Yes; when the list of Great People names runs out they are just named "Great Prophet," "Great Scientist," etc.

Sorry if I wasn't clear enough, but I was actually asking if getting mostly great prophets is normal.
 
didn't know there was a rating system here. guess I won't bother ask anything else
First rule of this forum: there are no silly questions. Go on and ask. :)
Second rule of this forum: don't take things too personal :)

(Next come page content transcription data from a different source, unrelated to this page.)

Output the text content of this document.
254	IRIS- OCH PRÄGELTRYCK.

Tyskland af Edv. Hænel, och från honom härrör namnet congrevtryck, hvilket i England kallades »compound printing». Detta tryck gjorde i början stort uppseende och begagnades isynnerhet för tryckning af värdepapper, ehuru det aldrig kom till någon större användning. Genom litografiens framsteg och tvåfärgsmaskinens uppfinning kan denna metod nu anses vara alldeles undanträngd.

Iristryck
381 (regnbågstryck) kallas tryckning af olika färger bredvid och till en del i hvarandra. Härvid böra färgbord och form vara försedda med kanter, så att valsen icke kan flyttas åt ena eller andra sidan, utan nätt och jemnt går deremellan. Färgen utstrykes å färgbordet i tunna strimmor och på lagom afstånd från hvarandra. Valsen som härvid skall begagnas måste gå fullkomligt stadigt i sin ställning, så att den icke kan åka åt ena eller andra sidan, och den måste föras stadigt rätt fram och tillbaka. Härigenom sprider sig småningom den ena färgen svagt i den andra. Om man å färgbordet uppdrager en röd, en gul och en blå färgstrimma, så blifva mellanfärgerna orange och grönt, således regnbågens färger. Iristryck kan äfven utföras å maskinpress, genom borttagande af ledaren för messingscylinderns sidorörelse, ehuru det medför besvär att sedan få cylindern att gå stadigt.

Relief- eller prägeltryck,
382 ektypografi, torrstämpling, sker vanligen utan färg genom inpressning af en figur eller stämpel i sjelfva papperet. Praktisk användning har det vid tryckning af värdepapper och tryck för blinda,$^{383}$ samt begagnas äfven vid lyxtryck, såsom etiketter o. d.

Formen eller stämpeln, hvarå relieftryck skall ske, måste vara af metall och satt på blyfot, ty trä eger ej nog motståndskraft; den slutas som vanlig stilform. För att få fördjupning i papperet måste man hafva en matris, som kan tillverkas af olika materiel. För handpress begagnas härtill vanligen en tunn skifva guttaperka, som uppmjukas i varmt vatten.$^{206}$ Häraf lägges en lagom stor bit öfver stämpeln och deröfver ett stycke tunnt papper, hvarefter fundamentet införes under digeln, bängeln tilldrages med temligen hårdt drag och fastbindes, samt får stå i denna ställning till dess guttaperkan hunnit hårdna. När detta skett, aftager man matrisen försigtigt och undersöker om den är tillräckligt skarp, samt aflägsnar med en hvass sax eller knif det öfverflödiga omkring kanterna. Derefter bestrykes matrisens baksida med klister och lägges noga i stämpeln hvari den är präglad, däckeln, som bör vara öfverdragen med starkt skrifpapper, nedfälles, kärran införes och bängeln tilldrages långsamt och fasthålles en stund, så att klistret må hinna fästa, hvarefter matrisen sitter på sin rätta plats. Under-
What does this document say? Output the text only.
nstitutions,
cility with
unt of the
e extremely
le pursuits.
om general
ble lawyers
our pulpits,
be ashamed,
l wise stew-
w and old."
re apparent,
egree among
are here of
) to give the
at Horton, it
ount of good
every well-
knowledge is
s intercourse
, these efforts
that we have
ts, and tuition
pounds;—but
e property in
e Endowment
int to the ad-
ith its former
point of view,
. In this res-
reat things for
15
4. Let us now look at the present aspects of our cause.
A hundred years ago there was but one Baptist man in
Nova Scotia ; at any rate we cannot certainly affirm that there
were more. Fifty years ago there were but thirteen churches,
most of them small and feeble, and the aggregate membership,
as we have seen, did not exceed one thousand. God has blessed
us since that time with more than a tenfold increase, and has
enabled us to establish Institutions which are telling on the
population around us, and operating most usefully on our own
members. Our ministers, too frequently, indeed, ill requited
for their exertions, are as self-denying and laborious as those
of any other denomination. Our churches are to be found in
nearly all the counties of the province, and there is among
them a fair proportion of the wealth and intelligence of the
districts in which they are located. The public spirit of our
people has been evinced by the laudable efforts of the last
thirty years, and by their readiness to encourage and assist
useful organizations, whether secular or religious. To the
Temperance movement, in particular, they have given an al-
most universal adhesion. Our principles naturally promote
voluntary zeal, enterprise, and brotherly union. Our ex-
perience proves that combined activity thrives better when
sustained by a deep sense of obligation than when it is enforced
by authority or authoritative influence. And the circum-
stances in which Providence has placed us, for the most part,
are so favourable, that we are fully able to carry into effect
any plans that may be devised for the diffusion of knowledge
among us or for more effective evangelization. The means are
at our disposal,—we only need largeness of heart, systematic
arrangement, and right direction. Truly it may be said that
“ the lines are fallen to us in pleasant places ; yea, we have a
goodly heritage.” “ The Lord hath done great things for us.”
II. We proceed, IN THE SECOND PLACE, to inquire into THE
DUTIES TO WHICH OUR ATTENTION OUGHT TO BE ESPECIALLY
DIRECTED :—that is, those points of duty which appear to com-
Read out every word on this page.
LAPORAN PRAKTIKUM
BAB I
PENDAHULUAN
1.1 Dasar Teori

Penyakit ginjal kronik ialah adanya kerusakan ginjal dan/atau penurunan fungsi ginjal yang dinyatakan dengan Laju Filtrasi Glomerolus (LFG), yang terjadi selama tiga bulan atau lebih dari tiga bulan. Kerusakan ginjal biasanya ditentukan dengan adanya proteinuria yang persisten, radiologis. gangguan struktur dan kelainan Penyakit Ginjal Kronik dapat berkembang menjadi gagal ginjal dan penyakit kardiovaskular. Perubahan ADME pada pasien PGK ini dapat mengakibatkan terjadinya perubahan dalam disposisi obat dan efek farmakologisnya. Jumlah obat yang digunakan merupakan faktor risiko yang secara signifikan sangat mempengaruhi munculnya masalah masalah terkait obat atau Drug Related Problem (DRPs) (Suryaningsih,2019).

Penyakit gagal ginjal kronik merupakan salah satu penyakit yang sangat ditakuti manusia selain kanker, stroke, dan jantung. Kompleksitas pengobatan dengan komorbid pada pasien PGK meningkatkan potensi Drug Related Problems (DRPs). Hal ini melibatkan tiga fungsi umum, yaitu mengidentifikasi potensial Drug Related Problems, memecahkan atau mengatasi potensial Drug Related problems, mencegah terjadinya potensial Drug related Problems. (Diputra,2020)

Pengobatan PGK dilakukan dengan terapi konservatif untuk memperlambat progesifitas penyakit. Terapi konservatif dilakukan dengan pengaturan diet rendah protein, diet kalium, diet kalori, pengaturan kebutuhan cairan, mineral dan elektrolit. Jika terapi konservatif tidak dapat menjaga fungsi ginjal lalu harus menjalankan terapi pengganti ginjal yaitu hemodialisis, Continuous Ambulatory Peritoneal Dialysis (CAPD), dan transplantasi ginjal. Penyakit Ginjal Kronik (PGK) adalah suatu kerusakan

Sorry if I wasn't clear enough, but I was actually asking if getting mostly great prophets is normal.
The type of great person you get in a city depends on the wonders you have there and the specialists you run. All wonders would grant you a few points towards a certain Great Person and all specialists would grant you a base +3 points towards the respective GP. Mousing over the GP bar on the bottom right of the city screen will tell you which GP the city is likely to produce. If the city has a mixed GP pool, this will look like e.g. 74% scientist 10% prophet and 16% spy. Ideally you want to control the GP pools of all your cities that will be lilely to produce GPs during the course of the game, by running the appropriate specialists and building a select set of wonders in a particular city.
 
Sorry if I wasn't clear enough, but I was actually asking if getting mostly great prophets is normal.

I think most wonders are generating Gprophet GPP.
I sense the player got trapped with the wonderwhoring strategy.
And later, he go unlucky with low odds GProphet if he diluted their GPP pool with better things like scientists and engineers.
 
I've only built Angkor Wat and the Oracle. But I am philosophical, so that may make a difference.